プロ治験者

週刊ダイヤモンド 2014/03/29 P46~P47に、製薬会社が実施する臨床試験に被験者として参加する事で生活費を稼いでいる人の記事があった。

臨床試験は、以下の流れで行われるらしい。

・基礎研究(2年~3年)
 薬の候補物質を探す。
・前臨床試験(3年~5年)
 動物や実験用細胞を使用して、安全性や有効性を調べる。
・臨床試験(3年~7年)
 ①第1相臨床試験(フェーズⅠ)
  少数の健康な人間を対象に、治験薬を投与し、
  副作用等の安全性を調べる。
  被験者は、業者が募集した一般人。
 ②第2相臨床試験(フェーズⅡ)
  少数の患者を対象に、有効性、安全性、投与量、
  投与方法を調べる。
 ③第3相臨床試験(フェーズⅢ)
  多数の患者を対象に、有効性、安全性を調べる。
・承認申請と審査(1年~2年)
 厚生労働省に製造販売承認を申請。
・製造販売後調査・試験
 第4相(フェーズⅣ)。副作用や有効性等の情報を収集し、
 引き続き試験を行う。

上記の内、健康な人間が稼ぐために参加するのは、第1相臨床試験である。参加する方法は、以下の2つ。

①直接募集
 医療機関からの募集に直接応募する。
②業者への登録
 斡旋業者に登録し、医療機関を紹介して貰う。

臨床試験には、「若く」、「健康」でなければ参加出来ない。倍率は1.1倍~2倍程度であり、20%くらいを予備参加者として多めに合格を出す。

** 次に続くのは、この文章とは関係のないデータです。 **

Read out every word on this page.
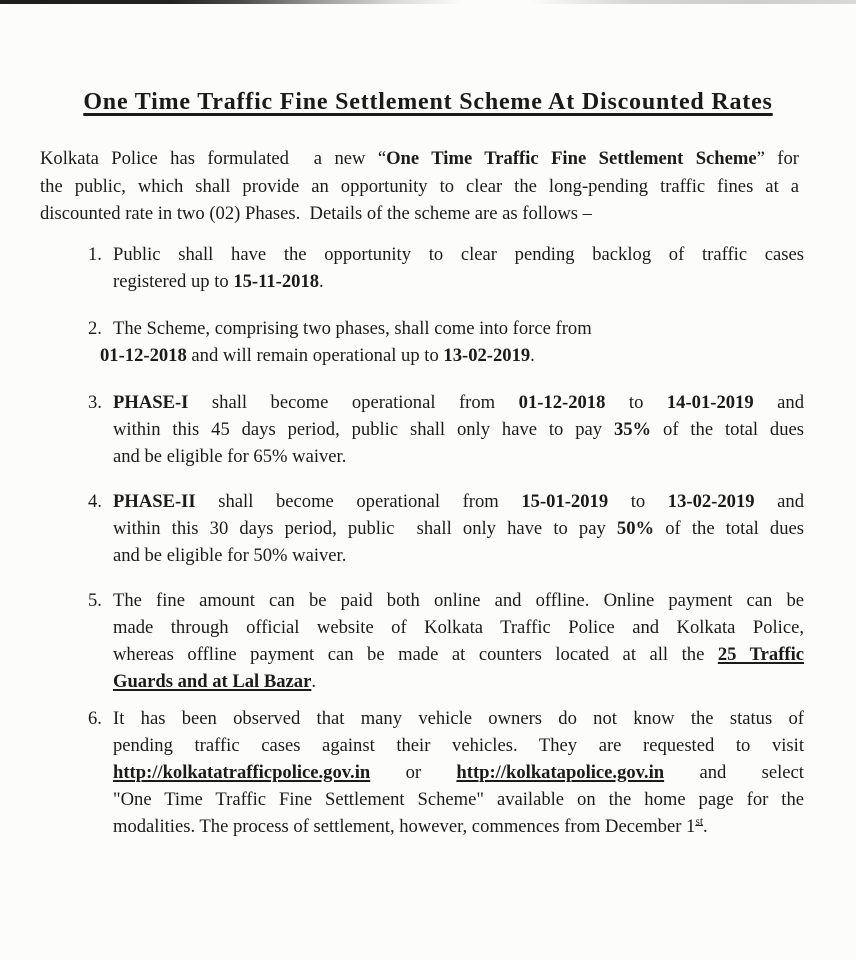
One Time Traffic Fine Settlement Scheme At Discounted Rates
Kolkata Police has formulated  a new “One Time Traffic Fine Settlement Scheme” for
the public, which shall provide an opportunity to clear the long-pending traffic fines at a
discounted rate in two (02) Phases.  Details of the scheme are as follows –
1. Public shall have the opportunity to clear pending backlog of traffic cases
registered up to 15-11-2018.
2. The Scheme, comprising two phases, shall come into force from
01-12-2018 and will remain operational up to 13-02-2019.
3. PHASE-I shall become operational from 01-12-2018 to 14-01-2019 and
within this 45 days period, public shall only have to pay 35% of the total dues
and be eligible for 65% waiver.
4. PHASE-II shall become operational from 15-01-2019 to 13-02-2019 and
within this 30 days period, public  shall only have to pay 50% of the total dues
and be eligible for 50% waiver.
5. The fine amount can be paid both online and offline. Online payment can be
made through official website of Kolkata Traffic Police and Kolkata Police,
whereas offline payment can be made at counters located at all the 25 Traffic
Guards and at Lal Bazar.
6. It has been observed that many vehicle owners do not know the status of
pending traffic cases against their vehicles. They are requested to visit
http://kolkatatrafficpolice.gov.in or http://kolkatapolice.gov.in and select
"One Time Traffic Fine Settlement Scheme" available on the home page for the
modalities. The process of settlement, however, commences from December 1st.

臨床試験に参加した後は、基本的に4カ月間を空けないと次の臨床試験に参加出来ない。臨床試験に参加すると、第1相臨床試験受託事業協会にデータ登録され、短期間に複数参加する治験者は排除される。

そのため、治験者として生活する者は、協会非加盟の医療機関や海外治験に参加するらしい。1年間に、日本で4回~6回、海外で2回参加する事で、年間に150万円~200万円程度を稼ぐ事が出来るのだとか。

<リスク>
プロ治験者となる場合、以下のようなリスクがあるようだ。

①健康リスク
時間的拘束以外にも、健康リスクを負う代償もある。記事の中には、肝機能に異常を起こす参加者が続出した事が書いてあった。

②社会的信用
40歳くらいになると、年齢的な問題で、応募しても合格し難くなる。職歴等の問題から、社会的に怪しい人間と見なされるようになる?

******************

読んでいて「まともな社会人」になり、そうあり続けるのは、難しいと思った。自分は、「まともな社会人」ではないし、これからも「まともな社会人」になる事はないだろう。

社会との折り合いをつける事が難しい。

全ての人間が不条理な社会の中で生きていくのだろうし、理由や原因を考えても結論は出ない。生きている事は不安の連続だと感じる。